ADJUDICATION OFFICER DECISION
Adjudication Reference: ADJ-00037897
Parties:
| Complainant | Respondent |
Parties | Tara Fennell | Aer Lingus |
Representatives |
| Mr Tom Mallon BL instructed by Rachel Barry of Arthur Cox |
Complaint(s):
Act | Complaint/Dispute Reference No. | Date of Receipt |
Complaint seeking adjudication by the Workplace Relations Commission under section 6 of the Payment of Wages Act, 1991 | CA-00039637-001 | 07/09/2020 |
Date of Adjudication Hearing: 04/05/2023
Workplace Relations Commission Adjudication Officer: David James Murphy
Procedure:
In accordance with Section 41 of the Workplace Relations Act, 2015 following the referral of the complaint to me by the Director General, I inquired into the complaint and gave the parties an opportunity to be heard by me and to present to me any evidence relevant to the complaint.
Background:
The Complainant is a senior cabin crew member for the Respondent airline. She has worked for the airline since the 25th of February 1995. Her contract of employment, issued at that time, does not provide for short time or lay off.

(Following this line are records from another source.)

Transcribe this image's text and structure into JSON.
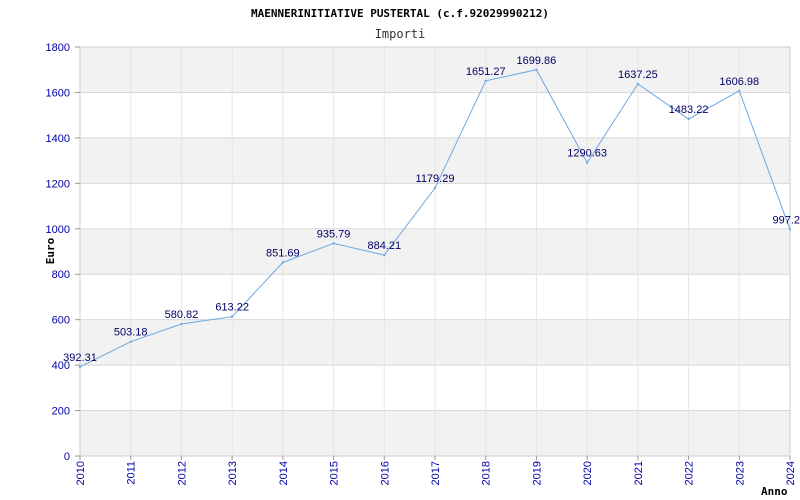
{
  "chart_data": {
    "type": "line",
    "title": "MAENNERINITIATIVE PUSTERTAL (c.f.92029990212)",
    "subtitle": "Importi",
    "xlabel": "Anno",
    "ylabel": "Euro",
    "ylim": [
      0,
      1800
    ],
    "yticks": [
      0,
      200,
      400,
      600,
      800,
      1000,
      1200,
      1400,
      1600,
      1800
    ],
    "grid": true,
    "x": [
      "2010",
      "2011",
      "2012",
      "2013",
      "2014",
      "2015",
      "2016",
      "2017",
      "2018",
      "2019",
      "2020",
      "2021",
      "2022",
      "2023",
      "2024"
    ],
    "series": [
      {
        "values": [
          392.31,
          503.18,
          580.82,
          613.22,
          851.69,
          935.79,
          884.21,
          1179.29,
          1651.27,
          1699.86,
          1290.63,
          1637.25,
          1483.22,
          1606.98,
          997.2
        ],
        "labels": [
          "392.31",
          "503.18",
          "580.82",
          "613.22",
          "851.69",
          "935.79",
          "884.21",
          "1179.29",
          "1651.27",
          "1699.86",
          "1290.63",
          "1637.25",
          "1483.22",
          "1606.98",
          "997.2"
        ]
      }
    ],
    "colors": {
      "line": "#6fa8e0",
      "band": "#f2f2f2",
      "grid": "#d8d8d8",
      "axis_text": "#0000aa",
      "label_text": "#000066"
    }
  }
}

In March 2020 the Respondent’s business was greatly diminished by the Covid-19 pandemic. Its operations and income were significantly and suddenly reduced.

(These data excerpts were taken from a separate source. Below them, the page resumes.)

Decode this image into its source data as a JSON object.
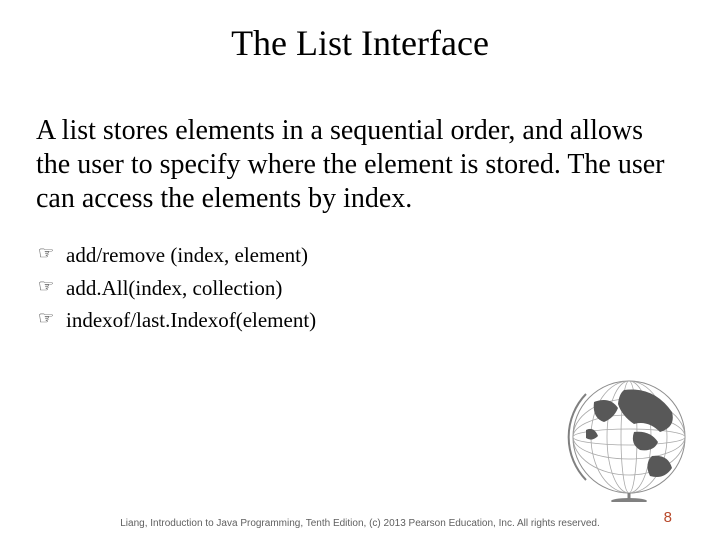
{
  "title": "The List Interface",
  "body": "A list stores elements in a sequential order, and allows the user to specify where the element is stored. The user can access the elements by index.",
  "bullets": [
    "add/remove (index, element)",
    "add.All(index, collection)",
    "indexof/last.Indexof(element)"
  ],
  "bullet_marker": "☞",
  "footer": "Liang, Introduction to Java Programming, Tenth Edition, (c) 2013 Pearson Education, Inc. All rights reserved.",
  "page_number": "8"
}
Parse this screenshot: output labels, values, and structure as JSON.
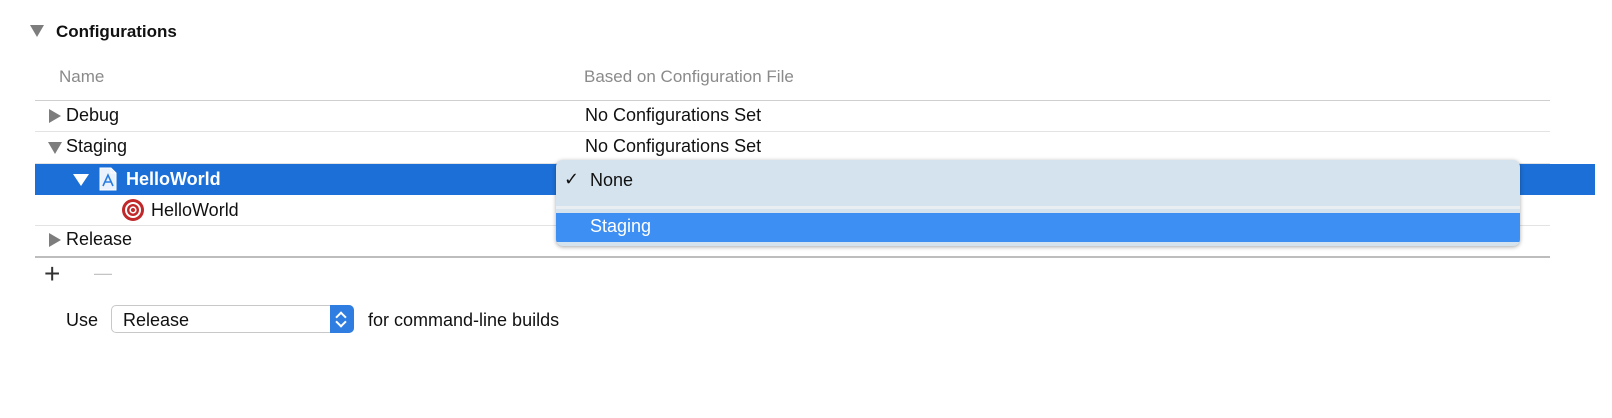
{
  "section": {
    "title": "Configurations"
  },
  "columns": {
    "name": "Name",
    "based_on": "Based on Configuration File"
  },
  "rows": [
    {
      "label": "Debug",
      "value": "No Configurations Set"
    },
    {
      "label": "Staging",
      "value": "No Configurations Set"
    },
    {
      "label": "HelloWorld"
    },
    {
      "label": "HelloWorld"
    },
    {
      "label": "Release"
    }
  ],
  "popup": {
    "items": [
      {
        "label": "None",
        "checked": true
      },
      {
        "label": "Staging",
        "highlighted": true
      }
    ],
    "check_glyph": "✓"
  },
  "buttons": {
    "add": "+",
    "remove": "—"
  },
  "command_line": {
    "prefix": "Use",
    "selected": "Release",
    "suffix": "for command-line builds"
  },
  "colors": {
    "selection": "#1c6fd6",
    "menu_highlight": "#3d8ff3",
    "menu_background": "#d5e3ee",
    "target_icon": "#c0282a",
    "stepper": "#2f7de0"
  }
}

The Respondent sought to avoid unpaid lay-off and mass redundancies. As such short time and reduced pay were implemented in the first instance.
The Complainant and her colleagues were reduced to 50% pay and corresponding short time from the 30th of March 2020. The Respondent indicated that further cuts of to 30% would come into effect in June 2020. There were attempts to come to an agreement with unions which failed and the pay cut to 30% went ahead.
On the 7th of September 2020 the Complainant submitted a claim to the Workplace Relations Commission under the payment of wages Acts. She was one three cabin crew with older contracts and who issued such claims.
A hearing was held on the 9th of December 2022.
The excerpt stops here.